I think that Iowans, albeit proud and jealous of their-first-in-the-nation role in the presidential role, were not quite ready for the hoopla this early, and for sitting through all of the speeches, I could not help but notice a certain reserve.

The major candidates did their best to get through the reserve. Rudy Giuliani, the surprise front-runner in all the national polls, is a superb public speaker and did well to open the evening. Mitt Romney, the dark horse who trails in the polls but is expected to be a finalist next year, showed off his family and his easy charisma, not only to the dinner crowd, but by placing himself, his wife and his son, Josh in the lobby to meet everyone who came and wanted to shake his hand. Mr. Giuliani was in and out, and did no visible schmoozing, but most of the other candidates made themselves available before and after the dinner.
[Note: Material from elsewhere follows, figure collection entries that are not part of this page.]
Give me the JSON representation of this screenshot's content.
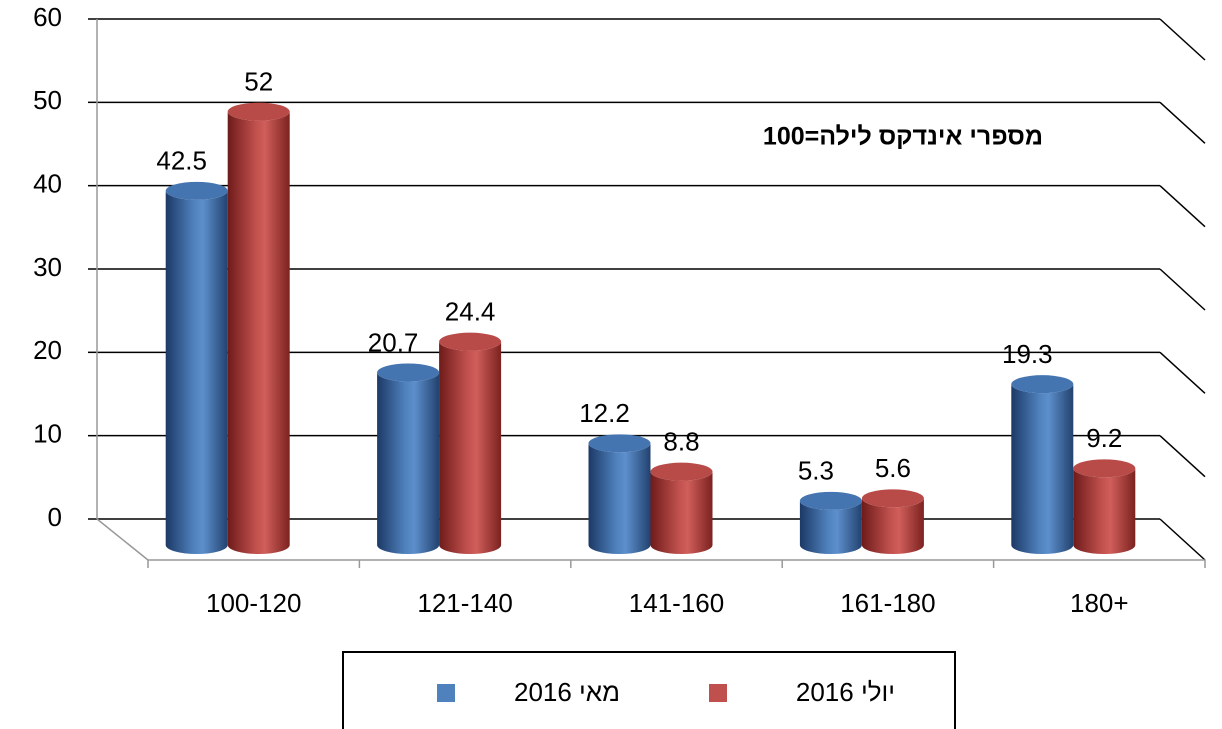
{
  "chart_data": {
    "type": "bar3d",
    "annotation": "מספרי אינדקס לילה=100",
    "categories": [
      "100-120",
      "121-140",
      "141-160",
      "161-180",
      "180+"
    ],
    "series": [
      {
        "name": "מאי 2016",
        "color": "#4f81bd",
        "values": [
          42.5,
          20.7,
          12.2,
          5.3,
          19.3
        ]
      },
      {
        "name": "יולי 2016",
        "color": "#c0504d",
        "values": [
          52,
          24.4,
          8.8,
          5.6,
          9.2
        ]
      }
    ],
    "ylim": [
      0,
      60
    ],
    "yticks": [
      0,
      10,
      20,
      30,
      40,
      50,
      60
    ],
    "grid": true,
    "legend": "bottom"
  }
}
John McCain, who now trails Mr. Giuliani in the polls (although the margins are narrowing), came just before the dinner, reserving his crowd-mingling for afterward. He made the most dramatic speech of the night, beginning with his pro-life credentials, but making most of his remarks about the ongoing world threat by Islamofascist terrorists. He sobered up and touched an already sober crowd and he received perhaps the evening’s warmest applause when he finished.
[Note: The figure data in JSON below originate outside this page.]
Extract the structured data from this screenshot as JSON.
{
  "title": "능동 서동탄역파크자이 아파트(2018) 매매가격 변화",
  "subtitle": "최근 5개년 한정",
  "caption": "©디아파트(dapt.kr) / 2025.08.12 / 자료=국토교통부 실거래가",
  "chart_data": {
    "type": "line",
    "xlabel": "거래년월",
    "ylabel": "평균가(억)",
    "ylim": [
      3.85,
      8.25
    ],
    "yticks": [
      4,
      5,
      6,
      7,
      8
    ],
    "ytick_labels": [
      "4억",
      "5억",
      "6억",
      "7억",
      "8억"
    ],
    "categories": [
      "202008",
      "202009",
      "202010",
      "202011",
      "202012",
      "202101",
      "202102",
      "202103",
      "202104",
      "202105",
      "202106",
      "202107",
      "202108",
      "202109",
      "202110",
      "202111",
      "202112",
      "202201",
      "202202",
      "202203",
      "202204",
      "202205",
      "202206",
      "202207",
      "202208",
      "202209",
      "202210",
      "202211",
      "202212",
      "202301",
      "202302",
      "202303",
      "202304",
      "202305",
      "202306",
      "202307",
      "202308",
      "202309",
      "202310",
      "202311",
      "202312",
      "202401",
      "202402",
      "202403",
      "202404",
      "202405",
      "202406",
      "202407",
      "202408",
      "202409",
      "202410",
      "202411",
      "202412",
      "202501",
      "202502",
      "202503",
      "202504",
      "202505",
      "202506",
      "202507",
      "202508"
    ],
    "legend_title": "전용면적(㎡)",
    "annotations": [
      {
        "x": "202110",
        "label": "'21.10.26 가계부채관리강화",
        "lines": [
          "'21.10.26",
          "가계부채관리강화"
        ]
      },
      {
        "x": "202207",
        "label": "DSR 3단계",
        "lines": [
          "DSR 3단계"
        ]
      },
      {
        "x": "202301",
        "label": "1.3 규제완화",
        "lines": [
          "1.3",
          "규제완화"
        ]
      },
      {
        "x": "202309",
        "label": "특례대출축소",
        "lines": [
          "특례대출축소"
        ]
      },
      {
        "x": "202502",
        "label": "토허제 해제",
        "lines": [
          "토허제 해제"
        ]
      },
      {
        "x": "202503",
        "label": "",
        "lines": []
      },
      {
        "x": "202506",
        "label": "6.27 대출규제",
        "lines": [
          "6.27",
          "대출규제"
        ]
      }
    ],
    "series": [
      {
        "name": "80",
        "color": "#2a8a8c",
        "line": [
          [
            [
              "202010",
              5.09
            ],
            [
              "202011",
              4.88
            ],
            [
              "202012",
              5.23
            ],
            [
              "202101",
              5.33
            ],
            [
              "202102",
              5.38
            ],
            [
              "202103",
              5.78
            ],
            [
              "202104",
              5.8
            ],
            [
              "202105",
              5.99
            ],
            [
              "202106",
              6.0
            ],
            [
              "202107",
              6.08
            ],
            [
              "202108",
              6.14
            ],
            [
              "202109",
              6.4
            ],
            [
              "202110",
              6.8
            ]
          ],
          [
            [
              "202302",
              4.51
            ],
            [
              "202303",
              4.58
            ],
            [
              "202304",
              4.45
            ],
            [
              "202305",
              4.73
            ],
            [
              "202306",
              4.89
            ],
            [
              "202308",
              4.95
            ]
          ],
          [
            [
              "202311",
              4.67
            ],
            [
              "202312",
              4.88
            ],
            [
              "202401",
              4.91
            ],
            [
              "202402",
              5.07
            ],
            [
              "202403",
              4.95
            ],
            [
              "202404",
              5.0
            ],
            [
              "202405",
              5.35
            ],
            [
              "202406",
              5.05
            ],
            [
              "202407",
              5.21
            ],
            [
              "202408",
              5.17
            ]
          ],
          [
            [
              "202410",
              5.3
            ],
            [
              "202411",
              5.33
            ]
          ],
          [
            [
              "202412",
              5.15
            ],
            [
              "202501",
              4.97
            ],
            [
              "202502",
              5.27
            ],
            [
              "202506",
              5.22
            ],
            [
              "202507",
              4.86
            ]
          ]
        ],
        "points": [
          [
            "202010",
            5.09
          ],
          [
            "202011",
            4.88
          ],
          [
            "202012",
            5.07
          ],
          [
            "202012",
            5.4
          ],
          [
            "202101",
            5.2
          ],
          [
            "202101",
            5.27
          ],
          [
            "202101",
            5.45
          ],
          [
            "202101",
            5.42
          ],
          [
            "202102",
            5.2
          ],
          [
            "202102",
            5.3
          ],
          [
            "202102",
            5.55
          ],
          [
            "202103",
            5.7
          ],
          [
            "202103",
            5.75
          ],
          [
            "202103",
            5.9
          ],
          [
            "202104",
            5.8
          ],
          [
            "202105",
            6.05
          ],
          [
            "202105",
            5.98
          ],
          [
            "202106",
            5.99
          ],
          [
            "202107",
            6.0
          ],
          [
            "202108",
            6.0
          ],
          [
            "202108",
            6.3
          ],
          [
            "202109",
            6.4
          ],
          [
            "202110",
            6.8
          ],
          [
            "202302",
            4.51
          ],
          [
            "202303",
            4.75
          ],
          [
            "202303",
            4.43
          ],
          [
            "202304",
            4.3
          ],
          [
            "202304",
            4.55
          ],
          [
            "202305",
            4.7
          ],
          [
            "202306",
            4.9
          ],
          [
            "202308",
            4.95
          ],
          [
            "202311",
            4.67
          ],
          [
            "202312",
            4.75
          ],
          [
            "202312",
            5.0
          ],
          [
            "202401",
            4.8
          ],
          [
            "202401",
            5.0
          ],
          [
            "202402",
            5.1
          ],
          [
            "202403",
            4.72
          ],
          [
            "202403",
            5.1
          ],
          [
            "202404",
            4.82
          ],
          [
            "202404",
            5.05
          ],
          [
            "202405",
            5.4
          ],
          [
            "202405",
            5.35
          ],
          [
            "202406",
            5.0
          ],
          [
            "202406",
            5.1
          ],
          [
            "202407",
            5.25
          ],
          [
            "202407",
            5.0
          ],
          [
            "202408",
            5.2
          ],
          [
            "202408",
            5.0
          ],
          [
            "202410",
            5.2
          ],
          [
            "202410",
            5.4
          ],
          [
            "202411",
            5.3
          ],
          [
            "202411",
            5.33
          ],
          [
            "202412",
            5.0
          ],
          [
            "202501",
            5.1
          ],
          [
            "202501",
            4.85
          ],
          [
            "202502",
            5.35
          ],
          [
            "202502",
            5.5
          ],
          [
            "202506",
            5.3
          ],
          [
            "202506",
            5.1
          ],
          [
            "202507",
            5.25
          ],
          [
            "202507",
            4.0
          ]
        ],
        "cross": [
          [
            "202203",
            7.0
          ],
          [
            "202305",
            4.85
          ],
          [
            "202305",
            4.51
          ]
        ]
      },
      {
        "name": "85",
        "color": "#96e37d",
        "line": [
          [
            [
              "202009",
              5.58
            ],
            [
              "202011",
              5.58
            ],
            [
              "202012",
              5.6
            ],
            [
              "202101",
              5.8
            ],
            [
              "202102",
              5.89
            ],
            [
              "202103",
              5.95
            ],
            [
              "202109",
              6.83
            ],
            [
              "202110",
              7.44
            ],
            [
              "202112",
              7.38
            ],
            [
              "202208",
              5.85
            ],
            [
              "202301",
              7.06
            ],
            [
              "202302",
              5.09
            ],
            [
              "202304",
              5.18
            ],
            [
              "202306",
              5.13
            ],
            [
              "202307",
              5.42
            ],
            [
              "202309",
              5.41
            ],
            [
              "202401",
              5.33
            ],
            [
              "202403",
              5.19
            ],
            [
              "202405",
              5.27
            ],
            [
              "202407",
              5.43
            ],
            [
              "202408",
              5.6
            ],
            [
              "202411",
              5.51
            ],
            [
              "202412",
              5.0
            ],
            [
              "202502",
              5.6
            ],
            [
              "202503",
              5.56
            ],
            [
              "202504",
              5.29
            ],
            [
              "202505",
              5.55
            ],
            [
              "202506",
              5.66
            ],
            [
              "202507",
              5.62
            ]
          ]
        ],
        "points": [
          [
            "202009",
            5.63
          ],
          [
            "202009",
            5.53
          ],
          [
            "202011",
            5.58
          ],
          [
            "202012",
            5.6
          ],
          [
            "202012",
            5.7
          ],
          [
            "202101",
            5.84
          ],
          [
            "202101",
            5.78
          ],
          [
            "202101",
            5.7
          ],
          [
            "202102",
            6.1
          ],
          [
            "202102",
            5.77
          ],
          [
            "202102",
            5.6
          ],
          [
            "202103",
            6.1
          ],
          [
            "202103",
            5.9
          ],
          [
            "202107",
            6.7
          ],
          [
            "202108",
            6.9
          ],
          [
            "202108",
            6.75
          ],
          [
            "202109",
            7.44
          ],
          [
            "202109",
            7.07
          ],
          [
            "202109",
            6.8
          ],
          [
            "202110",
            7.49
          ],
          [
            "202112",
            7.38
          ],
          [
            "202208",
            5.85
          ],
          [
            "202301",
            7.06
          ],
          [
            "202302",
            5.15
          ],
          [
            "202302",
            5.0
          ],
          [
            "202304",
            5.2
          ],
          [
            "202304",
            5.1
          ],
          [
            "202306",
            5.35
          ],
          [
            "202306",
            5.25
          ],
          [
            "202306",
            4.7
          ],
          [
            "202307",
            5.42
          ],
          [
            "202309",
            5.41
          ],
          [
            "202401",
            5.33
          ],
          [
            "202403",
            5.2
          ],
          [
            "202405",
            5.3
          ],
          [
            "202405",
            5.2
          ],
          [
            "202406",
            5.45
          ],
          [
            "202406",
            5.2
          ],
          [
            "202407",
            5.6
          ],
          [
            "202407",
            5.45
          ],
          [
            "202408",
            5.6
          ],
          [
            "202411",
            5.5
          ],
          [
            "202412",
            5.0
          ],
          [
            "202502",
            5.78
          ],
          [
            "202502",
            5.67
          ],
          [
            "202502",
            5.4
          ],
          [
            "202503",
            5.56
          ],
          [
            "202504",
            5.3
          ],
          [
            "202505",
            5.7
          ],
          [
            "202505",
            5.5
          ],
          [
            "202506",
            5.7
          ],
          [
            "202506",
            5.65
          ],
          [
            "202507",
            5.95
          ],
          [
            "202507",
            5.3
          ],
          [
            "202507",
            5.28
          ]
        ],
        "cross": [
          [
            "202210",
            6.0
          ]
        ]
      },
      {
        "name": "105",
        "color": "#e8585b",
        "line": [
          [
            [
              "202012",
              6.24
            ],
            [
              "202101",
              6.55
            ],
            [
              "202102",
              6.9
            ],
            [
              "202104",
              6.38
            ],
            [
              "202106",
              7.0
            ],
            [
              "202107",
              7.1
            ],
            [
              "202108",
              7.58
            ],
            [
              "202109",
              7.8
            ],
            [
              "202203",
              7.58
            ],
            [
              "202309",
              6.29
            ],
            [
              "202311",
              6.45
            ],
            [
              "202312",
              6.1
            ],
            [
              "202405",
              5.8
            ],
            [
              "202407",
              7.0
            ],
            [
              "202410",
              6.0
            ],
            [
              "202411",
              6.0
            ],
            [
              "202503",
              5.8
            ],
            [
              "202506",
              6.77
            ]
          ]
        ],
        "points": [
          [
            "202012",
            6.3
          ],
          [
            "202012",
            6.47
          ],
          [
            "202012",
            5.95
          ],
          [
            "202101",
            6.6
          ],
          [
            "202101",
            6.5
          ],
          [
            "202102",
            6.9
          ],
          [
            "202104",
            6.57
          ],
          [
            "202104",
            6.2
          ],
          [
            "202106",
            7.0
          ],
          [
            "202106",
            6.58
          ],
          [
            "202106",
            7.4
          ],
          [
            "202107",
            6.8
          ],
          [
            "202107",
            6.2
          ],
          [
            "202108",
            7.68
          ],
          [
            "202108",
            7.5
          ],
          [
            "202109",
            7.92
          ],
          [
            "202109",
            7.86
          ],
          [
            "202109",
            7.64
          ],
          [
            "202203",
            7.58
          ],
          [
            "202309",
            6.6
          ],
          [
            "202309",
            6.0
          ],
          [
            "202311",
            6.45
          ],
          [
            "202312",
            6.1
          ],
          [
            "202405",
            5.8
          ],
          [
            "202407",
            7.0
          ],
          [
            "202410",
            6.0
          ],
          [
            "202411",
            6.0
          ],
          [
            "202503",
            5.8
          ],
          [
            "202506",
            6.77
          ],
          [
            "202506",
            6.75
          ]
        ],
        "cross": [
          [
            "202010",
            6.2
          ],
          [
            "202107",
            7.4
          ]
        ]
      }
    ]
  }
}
Former Wisconsin Gov. and Health and Human Services Secretary Tommy Thompson made a passionate appeal as the “candidate of ideas” and listed his impressive resume as an innovator in welfare and education reform.

Probably the least well-known candidate to the Iowa audience, Mike Huckabee, showed himself to be a true son of Hope, Ark. (from where another unknown candidate of the other party had emerged almost two decades before). Giving out his three published public-policy books at his table in the reception area before the dinner and playing guitar with his rock band in a large reception afterward, he demonstrated perhaps the most personality range of all the candidates (what is it about these boys from Hope?)
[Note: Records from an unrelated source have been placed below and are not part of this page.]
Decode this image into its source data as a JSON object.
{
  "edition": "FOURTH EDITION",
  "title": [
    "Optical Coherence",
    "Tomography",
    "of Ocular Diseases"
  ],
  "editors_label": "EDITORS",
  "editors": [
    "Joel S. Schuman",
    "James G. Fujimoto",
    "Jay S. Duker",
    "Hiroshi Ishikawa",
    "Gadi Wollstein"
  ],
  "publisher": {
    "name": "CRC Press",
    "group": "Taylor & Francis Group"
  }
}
Former Virginia Gov. Jim Gilmore, Rep. Tom Tancredo from Colorado, Sen. Sam Brownback of Kansas and businessman John Cox, all announced candidates, also made remarks.

Something can be made from each presentation, but the evening tells us little about the contest ahead. Iowa is a grass-roots caucus state, and in spite of all the front-loading maneuvering going on, will still be the first actual voter test in 2008 (even if state officials have to move up their caucus to December 2007 to remain ahead).

While in Des Moines, I drove over to the headquarters of Democratic hopefuls Barack Obama, Hillary Clinton, John Edwards and Chris Dodd. Most of them had already been there for a while. More candidates will be arriving, but lacking a formal straw-poll event, they will be less focused until autumn sets in.

Mr. Edwards has been here before, and did very well in 2004 (after the Howard Dean collapse made it a two-way race between him and Sen. John Kerry). Mrs. Clinton might have the largest and best-funded organization here, but she has to worry not only about the already well-known and well-liked Mr. Edwards, but also by the upstart candidate of 2008, Mr. Obama, who has Midwest and other themes to play in this state whose Democratic Party is dominated by farmers and labor unions.

My earlier speculation that 2008 might result in no single candidate in one or both parties locking up a nomination until the party convention is now reinforced. Both parties will have numerous serious candidates, but none of them yet appears to have what it takes to obtain a commanding lead after the Super Tuesday primaries.

In fact, I have a contrarian suggestion for one or more of the larger states now contemplating the possibility of moving up their primary to Feb. 5 or before, that is, make your primary later rather than earlier. If, as I am guessing, the nominations will not be decided by Feb. 6, those larger states that hold primaries in April, May or June will get enormous attention, much more than if they follow the crowd to early February.

Barry Casselman writes about national politics for Preludium News Service.